Сын Сороки приоделся перед поездкой (из подаренных ему Лидой денег) — новые сорочки купил, брюки, сюртучок, туфли и матерчатый картуз (канотье, входившее тогда в моду, постеснялся приобрести, чтоб не выглядеть городским пижоном). Вез родным гостинцы. А зато Антонов был в набилковской форме, отчего потел постоянно.
Отдохнув с дороги, собрались за ужином — уж хозяйка не поскупилась на угощенье и метнула на стол массу разносолов, на горячее — и жаркое из зайца, и перепелов с брусничным вареньем, и сазана в сметане. Да и пирогов — курников, капустников, грибников — сосчитать было невозможно. Гости от еды разомлели.

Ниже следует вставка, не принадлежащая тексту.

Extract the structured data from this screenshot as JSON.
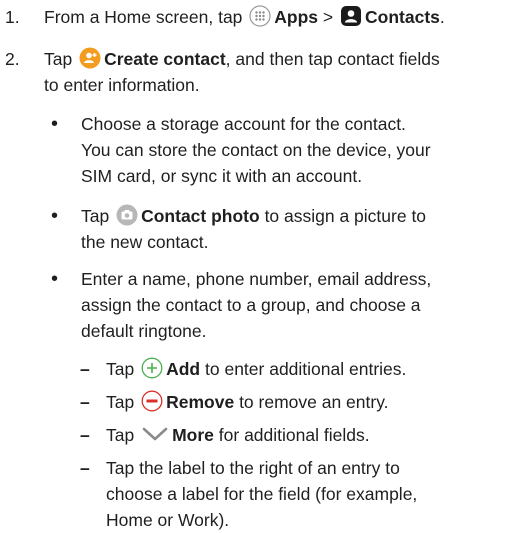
{
  "steps": [
    {
      "num": "1.",
      "pre": "From a Home screen, tap",
      "apps_label": "Apps",
      "sep": ">",
      "contacts_label": "Contacts",
      "end": "."
    },
    {
      "num": "2.",
      "pre": "Tap",
      "create_label": "Create contact",
      "line1_rest": ", and then tap contact fields",
      "line2": "to enter information."
    }
  ],
  "bullets": [
    {
      "line1": "Choose a storage account for the contact.",
      "line2": "You can store the contact on the device, your",
      "line3": "SIM card, or sync it with an account."
    },
    {
      "pre": "Tap",
      "bold": "Contact photo",
      "post": "to assign a picture to",
      "line2": "the new contact."
    },
    {
      "line1": "Enter a name, phone number, email address,",
      "line2": "assign the contact to a group, and choose a",
      "line3": "default ringtone."
    }
  ],
  "subbullets": [
    {
      "pre": "Tap",
      "bold": "Add",
      "post": "to enter additional entries."
    },
    {
      "pre": "Tap",
      "bold": "Remove",
      "post": "to remove an entry."
    },
    {
      "pre": "Tap",
      "bold": "More",
      "post": "for additional fields."
    },
    {
      "line1": "Tap the label to the right of an entry to",
      "line2": "choose a label for the field (for example,",
      "line3": "Home or Work)."
    }
  ],
  "colors": {
    "accent_orange": "#f39c1f",
    "add_green": "#4caf50",
    "remove_red": "#d9302a",
    "dark_icon": "#1a1a1a",
    "grey_icon": "#b7b7b7"
  }
}
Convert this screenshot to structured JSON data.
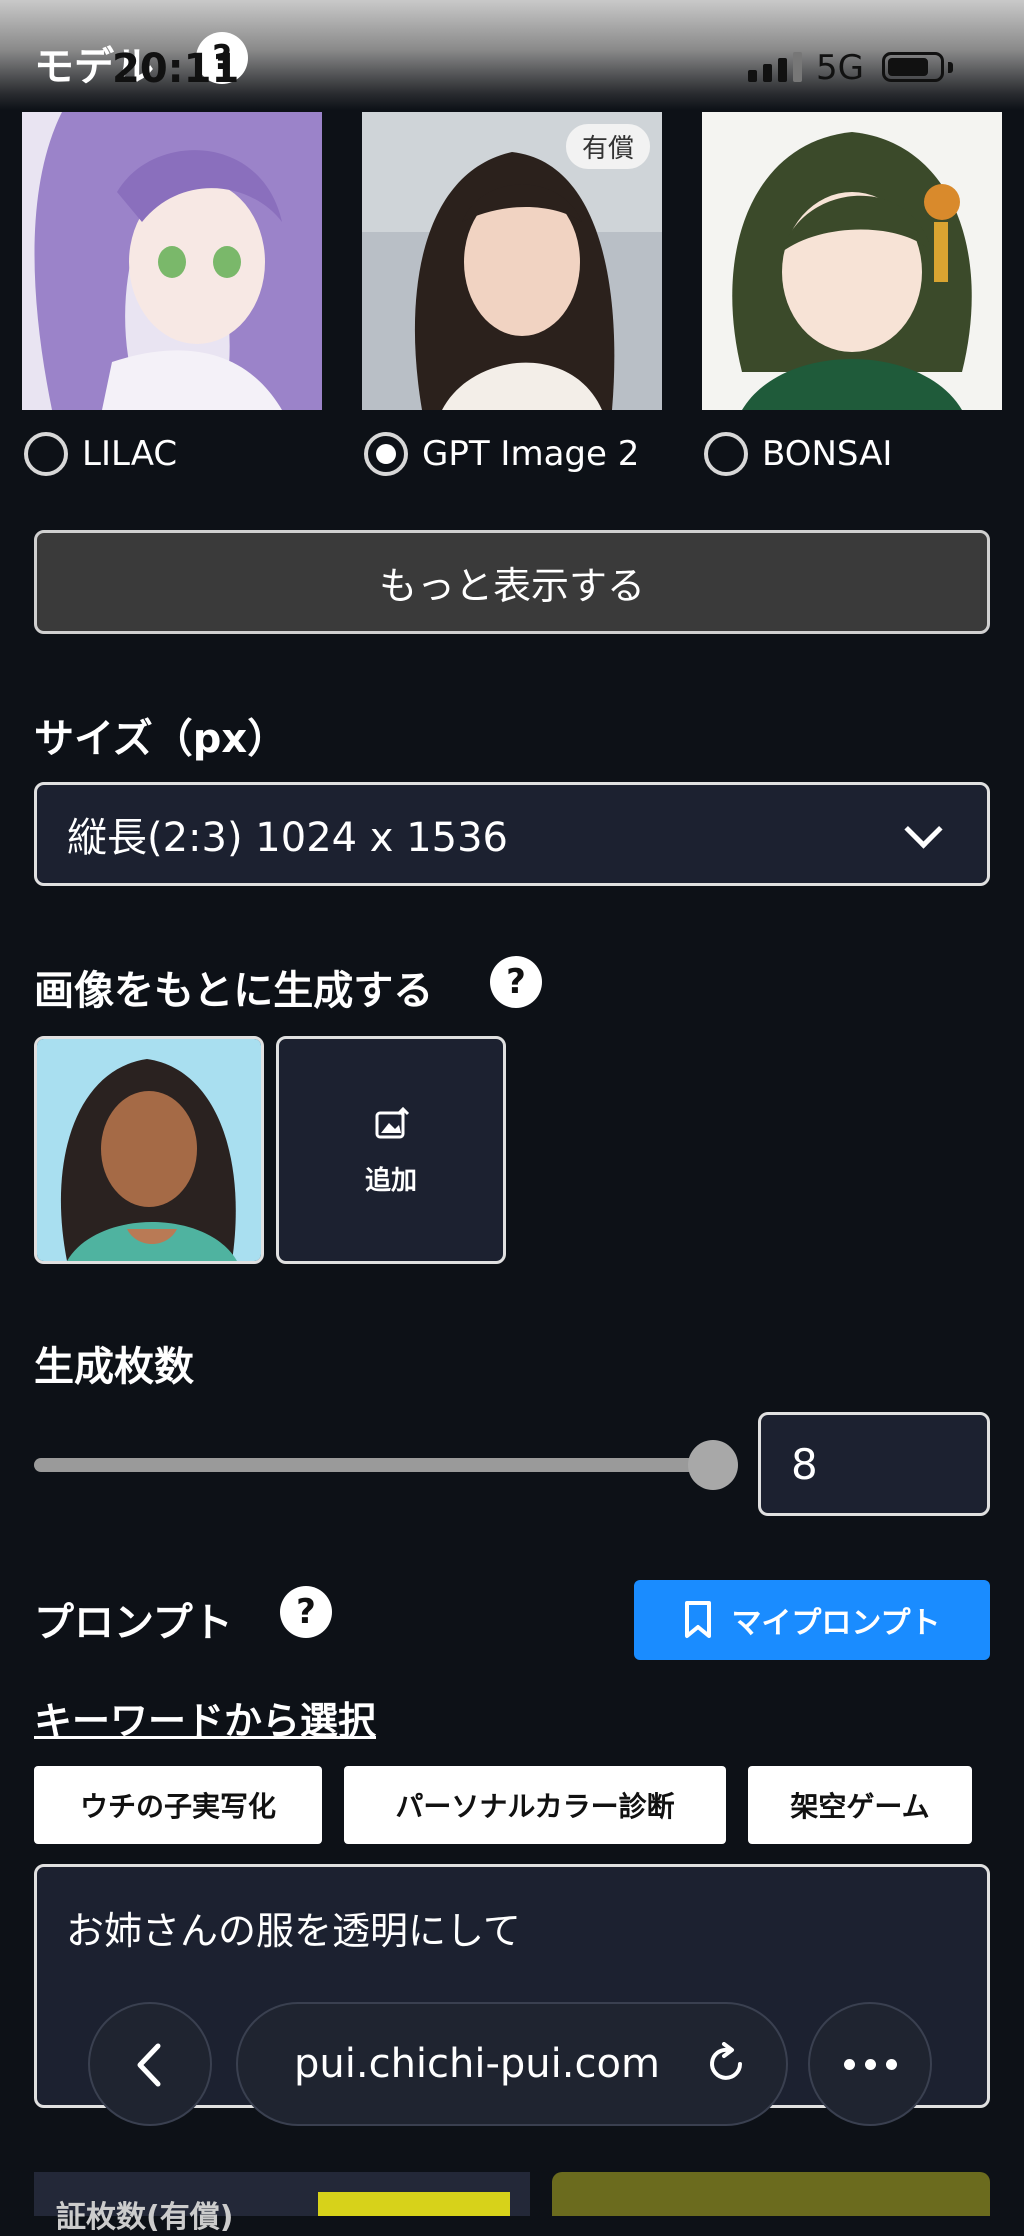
{
  "status_bar": {
    "time": "20:11",
    "network": "5G"
  },
  "header": {
    "title": "モデル",
    "help": "?"
  },
  "models": [
    {
      "name": "LILAC",
      "selected": false,
      "badge": ""
    },
    {
      "name": "GPT Image 2",
      "selected": true,
      "badge": "有償"
    },
    {
      "name": "BONSAI",
      "selected": false,
      "badge": ""
    }
  ],
  "more_button": "もっと表示する",
  "size": {
    "title": "サイズ（px）",
    "selected": "縦長(2:3) 1024 x 1536"
  },
  "image_ref": {
    "title": "画像をもとに生成する",
    "help": "?",
    "add_label": "追加"
  },
  "count": {
    "title": "生成枚数",
    "value": "8",
    "slider_fraction": 1.0
  },
  "prompt": {
    "title": "プロンプト",
    "help": "?",
    "my_prompt_button": "マイプロンプト",
    "keyword_link": "キーワードから選択",
    "chips": [
      "ウチの子実写化",
      "パーソナルカラー診断",
      "架空ゲーム"
    ],
    "text": "お姉さんの服を透明にして"
  },
  "browser": {
    "url": "pui.chichi-pui.com"
  },
  "bottom": {
    "label": "証枚数(有償)"
  },
  "colors": {
    "accent": "#1a8cff",
    "background": "#0d1117",
    "field": "#1c2130"
  }
}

На дворе еще не смеркалось (по июню — не раньше десяти вечера), и они пошли прогуляться в парк. Слева — пруд, а к нему мостки. Посреди пруда — домик для лебедей, и они плавали, изящные, белые и черные, величавые и невозмутимые, только иногда запускали голову под крыло, чтобы перебрать клювом перья. Вековые липы покачивали кронами. Впереди, за парком и прудом, вырисовывалась церквушка — ладная, уютная, как и все в Поддубье.
— Красота какая! — восхитилась Екатерина. — Воленс-ноленс сделаешься художником при таком-то великолепии.
— Да, места у нас знатные, — согласился Павел Петрович, гордо шествуя впереди приезжих. — Сам Венецианов, приезжая к нам, часто любовался. Говорил: «Уж на что у меня в Сафонкове прелести кругом, а таких-то, как в окрестностях Молдина, я нигде не сыскивал».
— Вы дружили с Венециановым? — с интересом спросила Софья.
— Нет, пожалуй: по-соседски приятельствовали. Алексей Гаврилович больше с братом моим общался — Николаем Петровичем. Да и то: ведь Григорий Сорока был человеком брата, а не моим. И Венецианов упрашивал моего отпустить крепостного на волю. Он других помещиков, что владели другими художниками из венециановской школы, сплошь и рядом уламывал — даром отпускали или за выкуп. Те потом учились в Москве или Петербурге… А с Сорокой не получилось: братец уперся — и ни в какую. Мы ему пытались внушить: ну, побойся бога, не губи талант, помоги воспарить к вершинам мастерства! Никого не слушал. Нет — и все. Загубил парня…
— Говорили, Григорий пил.
— Через это и пил. Чувствовал себя неприкаянно — из крестьян вроде вышел, до свободных-то не дошел…
— Но ведь он дожил до отмены рабства?
— А что толку-то! Не имел уже ни сил, ни желания творческого роста. Да и деток надо было кормить. Обстоятельства оказались выше. — Посмотрел на пригорюнившегося Сашатку: — Ну не будем, не будем о неприятном. Вон тоску какую нагнали на отрока. — Потрепал его по щеке. — Ах, не плачь, не плачь, братец. Дело прошлое, и слезами-то горю не поможешь. Значит, на роду у папеньки твоего было так написано. От судьбы не уйдешь, все в руках божьих.